Things then turn mellow for “How Can You Face Me,” a song about the end of a romance, written by Fats Waller and Andy Razaf. But after a moment, it kicks in with a nice steady rhythm, like she has decided she should not have to suffer. After all, it’s the guy’s fault, he was the one being dishonest, and she’s not going to remain down. “After you broke each vow/How can you face me now?” she asks, perhaps even challenges, him. There is more wonderful stuff on horn, and also guitar. Then on “That’s All There Is To That” Marty Elkins’ vocal performance has me entranced. It is smooth and sexy, and contains more than a dash of humor.

The trumpet gets “It’s Too Hot For Words” going, like a call to open our windows, to come out into the streets. This is one of my favorite tracks, and it certainly feels like the perfect song right now. “It’s too hot for words/There’s nothing like relaxation/Can’t endure this temperature/But if you want to make love, okay!” Amen! I love the excitement and joy in her delivery of “Okay!” Her humor shines through on this track.  There is more lovely work on horn. Actually, each of the musicians gets a chance to shine here, and I particularly love Taro Okamoto’s drumming. The fun continues with “Cow Cow Boogie,” with that cool rhythm on piano and some delicious stuff on horn and keys. There is a nice little jam here, and a certain playfulness to Marty’s vocal performance.

“Fat Daddy,” the album’s title track, is another fun and delightful tune to get you moving and shaking.  I’ve got men who are younger, handsome too/They just don’t move me like you do.” This track features some nice work on guitar, but it’s the horn that really makes this one so enjoyable.
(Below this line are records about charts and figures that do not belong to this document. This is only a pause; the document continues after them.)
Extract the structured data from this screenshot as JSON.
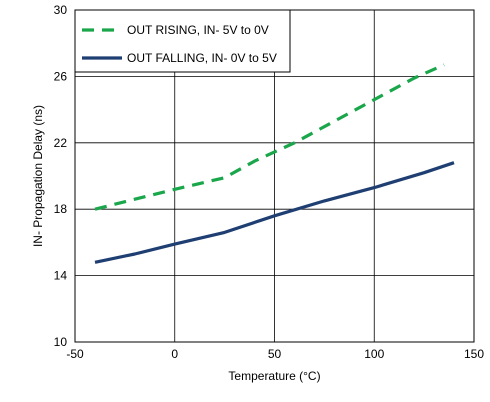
{
  "chart_data": {
    "type": "line",
    "xlabel": "Temperature (°C)",
    "ylabel": "IN- Propagation Delay (ns)",
    "xlim": [
      -50,
      150
    ],
    "ylim": [
      10,
      30
    ],
    "xticks": [
      -50,
      0,
      50,
      100,
      150
    ],
    "yticks": [
      10,
      14,
      18,
      22,
      26,
      30
    ],
    "xtick_labels": [
      "-50",
      "0",
      "50",
      "100",
      "150"
    ],
    "ytick_labels": [
      "10",
      "14",
      "18",
      "22",
      "26",
      "30"
    ],
    "grid": true,
    "legend_position": "top-left",
    "series": [
      {
        "name": "OUT RISING, IN- 5V to 0V",
        "style": "dashed",
        "color": "#1aa64a",
        "x": [
          -40,
          -20,
          0,
          25,
          40,
          60,
          80,
          100,
          120,
          135
        ],
        "y": [
          18.0,
          18.6,
          19.2,
          19.9,
          20.9,
          22.0,
          23.3,
          24.6,
          25.9,
          26.7
        ]
      },
      {
        "name": "OUT FALLING, IN- 0V to 5V",
        "style": "solid",
        "color": "#1f3f73",
        "x": [
          -40,
          -20,
          0,
          25,
          50,
          75,
          100,
          125,
          140
        ],
        "y": [
          14.8,
          15.3,
          15.9,
          16.6,
          17.6,
          18.5,
          19.3,
          20.2,
          20.8
        ]
      }
    ]
  }
}
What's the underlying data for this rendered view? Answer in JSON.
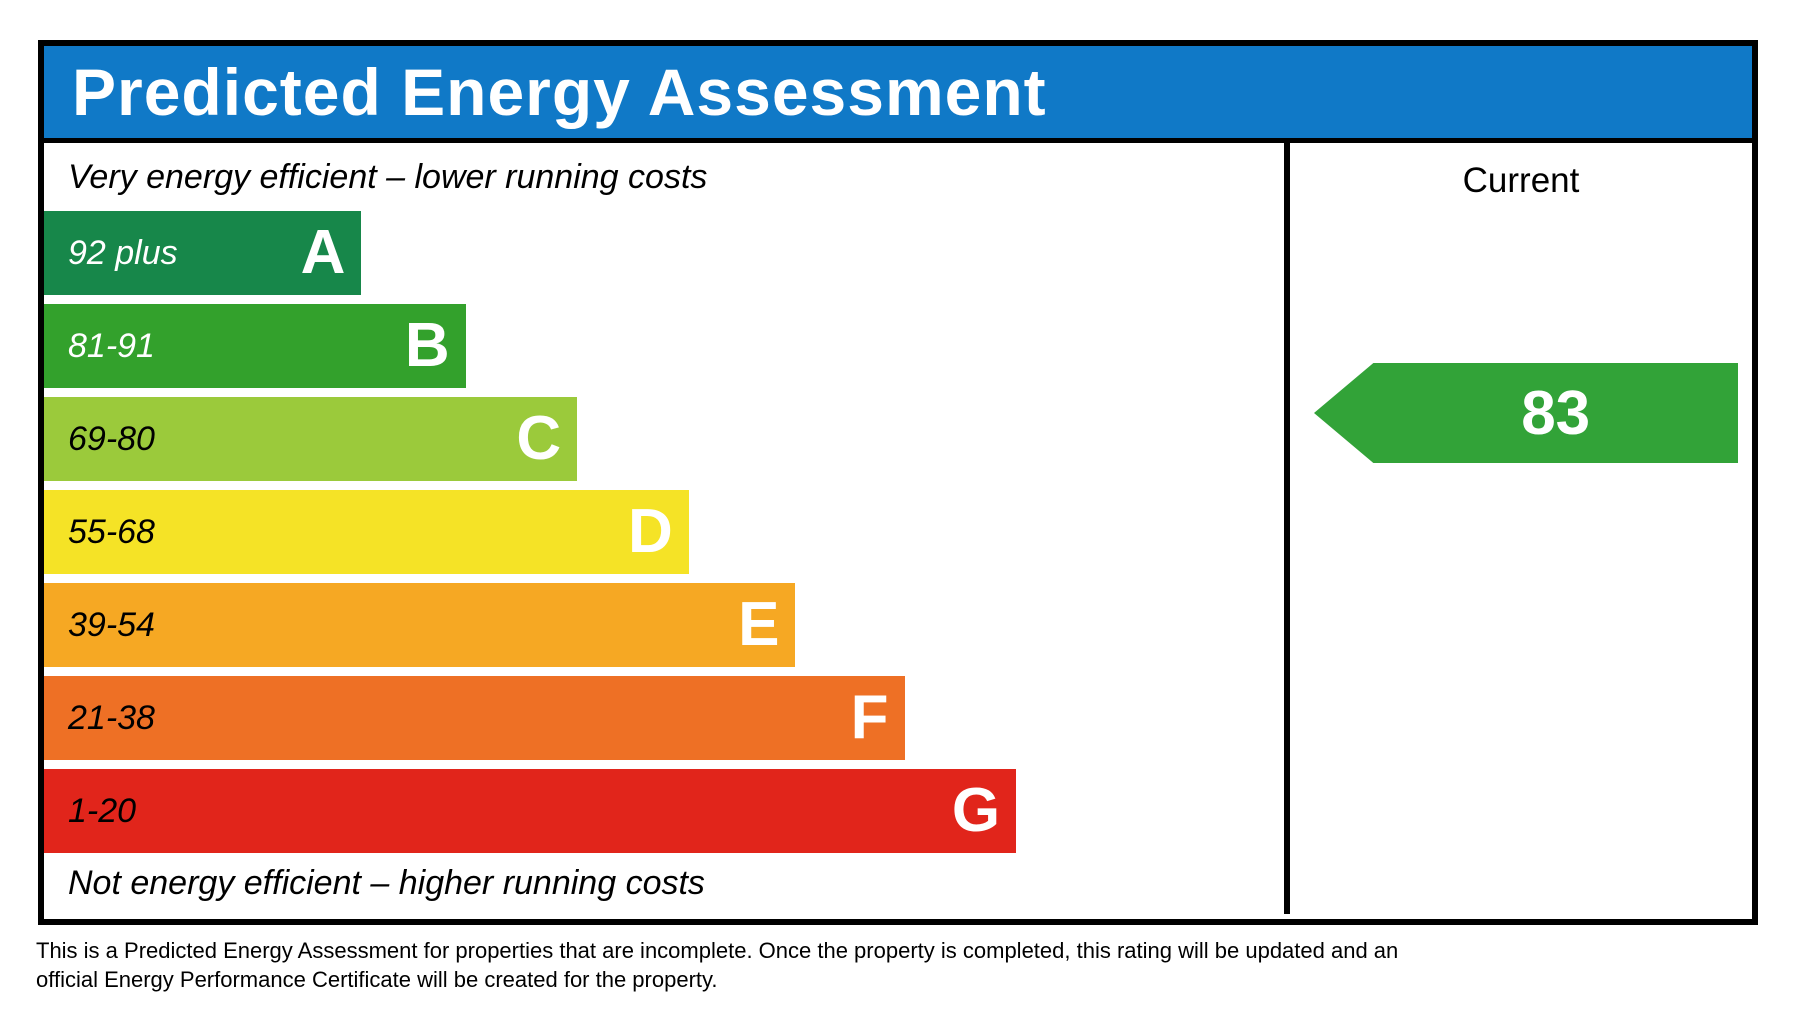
{
  "header": {
    "title": "Predicted Energy Assessment"
  },
  "captions": {
    "top": "Very energy efficient – lower running costs",
    "bottom": "Not energy efficient – higher running costs"
  },
  "current_column": {
    "label": "Current"
  },
  "chart_data": {
    "type": "bar",
    "title": "Predicted Energy Assessment",
    "bands": [
      {
        "letter": "A",
        "range": "92 plus",
        "color": "#17874a",
        "range_text_color": "#ffffff",
        "width_pct": 25.6
      },
      {
        "letter": "B",
        "range": "81-91",
        "color": "#33a12c",
        "range_text_color": "#ffffff",
        "width_pct": 34.0
      },
      {
        "letter": "C",
        "range": "69-80",
        "color": "#9bca3b",
        "range_text_color": "#000000",
        "width_pct": 43.0
      },
      {
        "letter": "D",
        "range": "55-68",
        "color": "#f5e326",
        "range_text_color": "#000000",
        "width_pct": 52.0
      },
      {
        "letter": "E",
        "range": "39-54",
        "color": "#f6a823",
        "range_text_color": "#000000",
        "width_pct": 60.6
      },
      {
        "letter": "F",
        "range": "21-38",
        "color": "#ee7025",
        "range_text_color": "#000000",
        "width_pct": 69.4
      },
      {
        "letter": "G",
        "range": "1-20",
        "color": "#e1251b",
        "range_text_color": "#000000",
        "width_pct": 78.4
      }
    ],
    "current": {
      "value": 83,
      "band": "B",
      "arrow_color": "#32a338"
    }
  },
  "footnote": {
    "lines": [
      "This is a Predicted Energy Assessment for properties that are incomplete. Once the property is completed, this rating will be updated and an",
      "official Energy Performance Certificate will be created for the property."
    ]
  },
  "colors": {
    "header_bg": "#1079c7",
    "border": "#000000"
  }
}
There is a bit of a New Orleans flavor here, which I love. “These Foolish Things” is a romantic number that, like most romantic songs these days, makes me think of my girlfriend (“Don’t get mushy,” she reminds me, too late). “Those stumbling words that told you what my heart meant/A fairground’s painted swings/These foolish things remind me of you.”  The album then concludes with “Trav’lin’ All Alone,” a groovy and catchy number with a prominent bass line.

CD Track List
  1. You Turned The Tables On Me
  2. On Revival Day
  3. How Can You Face Me
  4. That’s All There Is To That
  5. It’s Too Hot For Words
  6. Cow Cow Boogie
  7. I Cover The Waterfront
  8. It’s A Pity To Say Goodnight
  9. My Old Flame
  10. Fat Daddy
  11. I Can’t Face The Music
  12. Sugar
  13. These Foolish Things
  14. Trav’lin’ All Alone
Fat Daddy was released on July 6, 2018 on Nagel Heyer Records.